WAYPOINT - Collaboration, communications and confidence: the winning combination?

01 Sep 2022 The Navigator

George Shaw from the Royal Institute of Navigation examines how mutual trust and collaboration between ship and shore communications can lead to enhanced operational efficiency – and increased confidence all round

Effective ship/shore collaboration relies on mutual trust and shared goals between parties. They must be willing to co-operate and use dependable communications throughout the voyage. Positive outcomes from this include enhanced operational efficiency (timely arrival, minimal emissions/ fuel used) and a safer vessel. Sharing wider situational awareness is essential in increasingly complex sea areas with a growing number of offshore installations. Rigorous co-operation, based on trustworthy crowd-sourced and networked data, could smooth potential voyage conflicts and reduce delays, supporting navigator decisions on course or speed.
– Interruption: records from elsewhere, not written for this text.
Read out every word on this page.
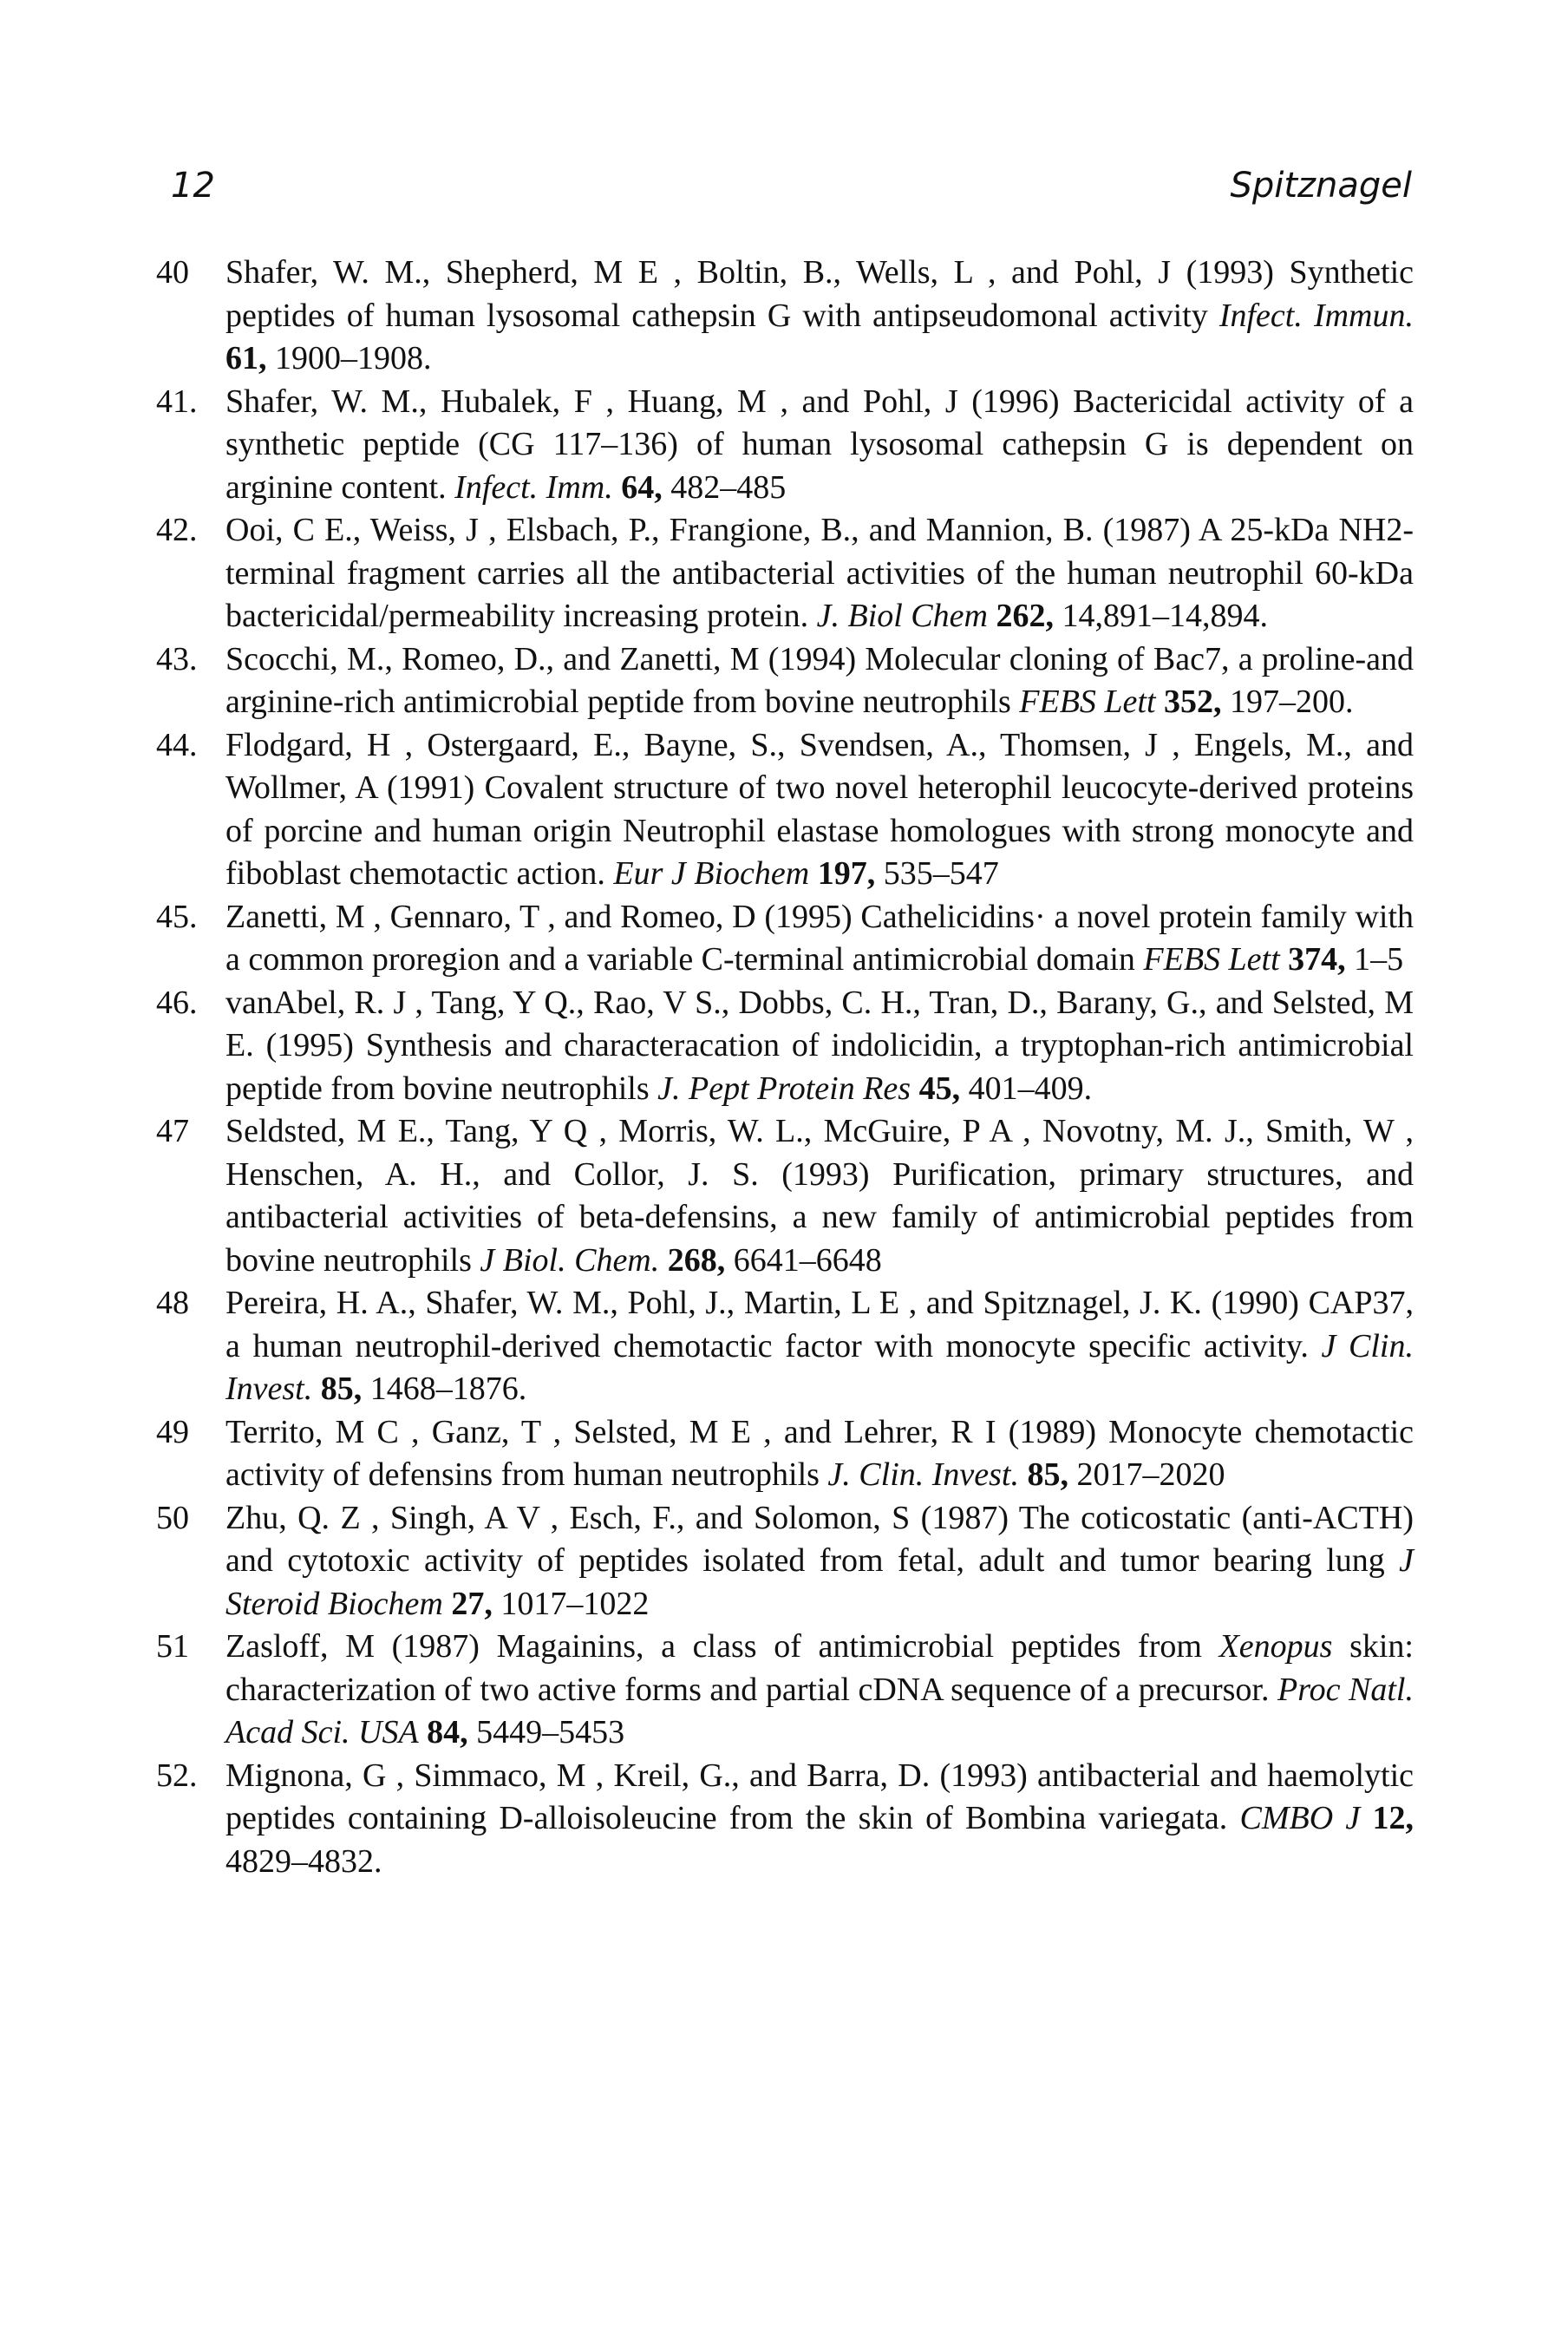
12	Spitznagel
40	Shafer, W. M., Shepherd, M E , Boltin, B., Wells, L , and Pohl, J (1993) Synthetic peptides of human lysosomal cathepsin G with antipseudomonal activity Infect. Immun. 61, 1900–1908.
41. Shafer, W. M., Hubalek, F , Huang, M , and Pohl, J (1996) Bactericidal activity of a synthetic peptide (CG 117–136) of human lysosomal cathepsin G is dependent on arginine content. Infect. Imm. 64, 482–485
42. Ooi, C E., Weiss, J , Elsbach, P., Frangione, B., and Mannion, B. (1987) A 25-kDa NH2-terminal fragment carries all the antibacterial activities of the human neutrophil 60-kDa bactericidal/permeability increasing protein. J. Biol Chem 262, 14,891–14,894.
43. Scocchi, M., Romeo, D., and Zanetti, M (1994) Molecular cloning of Bac7, a proline-and arginine-rich antimicrobial peptide from bovine neutrophils FEBS Lett 352, 197–200.
44. Flodgard, H , Ostergaard, E., Bayne, S., Svendsen, A., Thomsen, J , Engels, M., and Wollmer, A (1991) Covalent structure of two novel heterophil leucocyte-derived proteins of porcine and human origin Neutrophil elastase homologues with strong monocyte and fiboblast chemotactic action. Eur J Biochem 197, 535–547
45. Zanetti, M , Gennaro, T , and Romeo, D (1995) Cathelicidins· a novel protein family with a common proregion and a variable C-terminal antimicrobial domain FEBS Lett 374, 1–5
46. vanAbel, R. J , Tang, Y Q., Rao, V S., Dobbs, C. H., Tran, D., Barany, G., and Selsted, M E. (1995) Synthesis and characteracation of indolicidin, a tryptophan-rich antimicrobial peptide from bovine neutrophils J. Pept Protein Res 45, 401–409.
47	Seldsted, M E., Tang, Y Q , Morris, W. L., McGuire, P A , Novotny, M. J., Smith, W , Henschen, A. H., and Collor, J. S. (1993) Purification, primary structures, and antibacterial activities of beta-defensins, a new family of antimicrobial peptides from bovine neutrophils J Biol. Chem. 268, 6641–6648
48	Pereira, H. A., Shafer, W. M., Pohl, J., Martin, L E , and Spitznagel, J. K. (1990) CAP37, a human neutrophil-derived chemotactic factor with monocyte specific activity. J Clin. Invest. 85, 1468–1876.
49	Territo, M C , Ganz, T , Selsted, M E , and Lehrer, R I (1989) Monocyte chemotactic activity of defensins from human neutrophils J. Clin. Invest. 85, 2017–2020
50	Zhu, Q. Z , Singh, A V , Esch, F., and Solomon, S (1987) The coticostatic (anti-ACTH) and cytotoxic activity of peptides isolated from fetal, adult and tumor bearing lung J Steroid Biochem 27, 1017–1022
51	Zasloff, M (1987) Magainins, a class of antimicrobial peptides from Xenopus skin: characterization of two active forms and partial cDNA sequence of a precursor. Proc Natl. Acad Sci. USA 84, 5449–5453
52. Mignona, G , Simmaco, M , Kreil, G., and Barra, D. (1993) antibacterial and haemolytic peptides containing D-alloisoleucine from the skin of Bombina variegata. CMBO J 12, 4829–4832.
A positive operational culture of mutual collaboration and shared benefit is the most important part of achieving efficiency gains safely. Technology also plays an key role. In order for participants to rely on information, underlying data must have inherent integrity. Communications must be secure (resistant to cyber assault), robust (resistant to physical interference) and resilient (minimising interruptions and recovering rapidly).

AIS messaging is currently overburdened and insecure, with ever-increasing demands for data quantity with low latency to support burgeoning digital services. The introduction of the VHF Data Exchange System (VDES), together with expanding satellite communications, offers much greater data capacity and geographic coverage, with cybersecure and authenticated messages. VDES will enable mariners to check that messages truly originate from a recognised authority, and that the information is timely and as intended. Furthermore, standardisation of machine-readable information formats provided by the IHO S-100 family of data product specifications avoids misinterpretation and underpins effective portrayal of information to the mariner. All of this supports dynamic decision-making.

ENHANCED SHIP/SHORE COMMUNICATION MUST NOT DISTRACT THE NAVIGATOR FROM THEIR PRIMARY RESPONSIBILITY: THE SAFETY OF THE SHIP, CREW, CARGO AND ENVIRONMENT

Voice
Voice communications will always play a part, but caution is needed when used in safetyrelated applications. The aviation world continues to use voice communications, despite issues of language and cognition. In a recent incident, a Swedish A320 plane descending to Paris came within two metres of ground collision, following a confusion in transposing digits in the altimeter setting conveyed from ATM by voice. Maritime services need to heed this lesson.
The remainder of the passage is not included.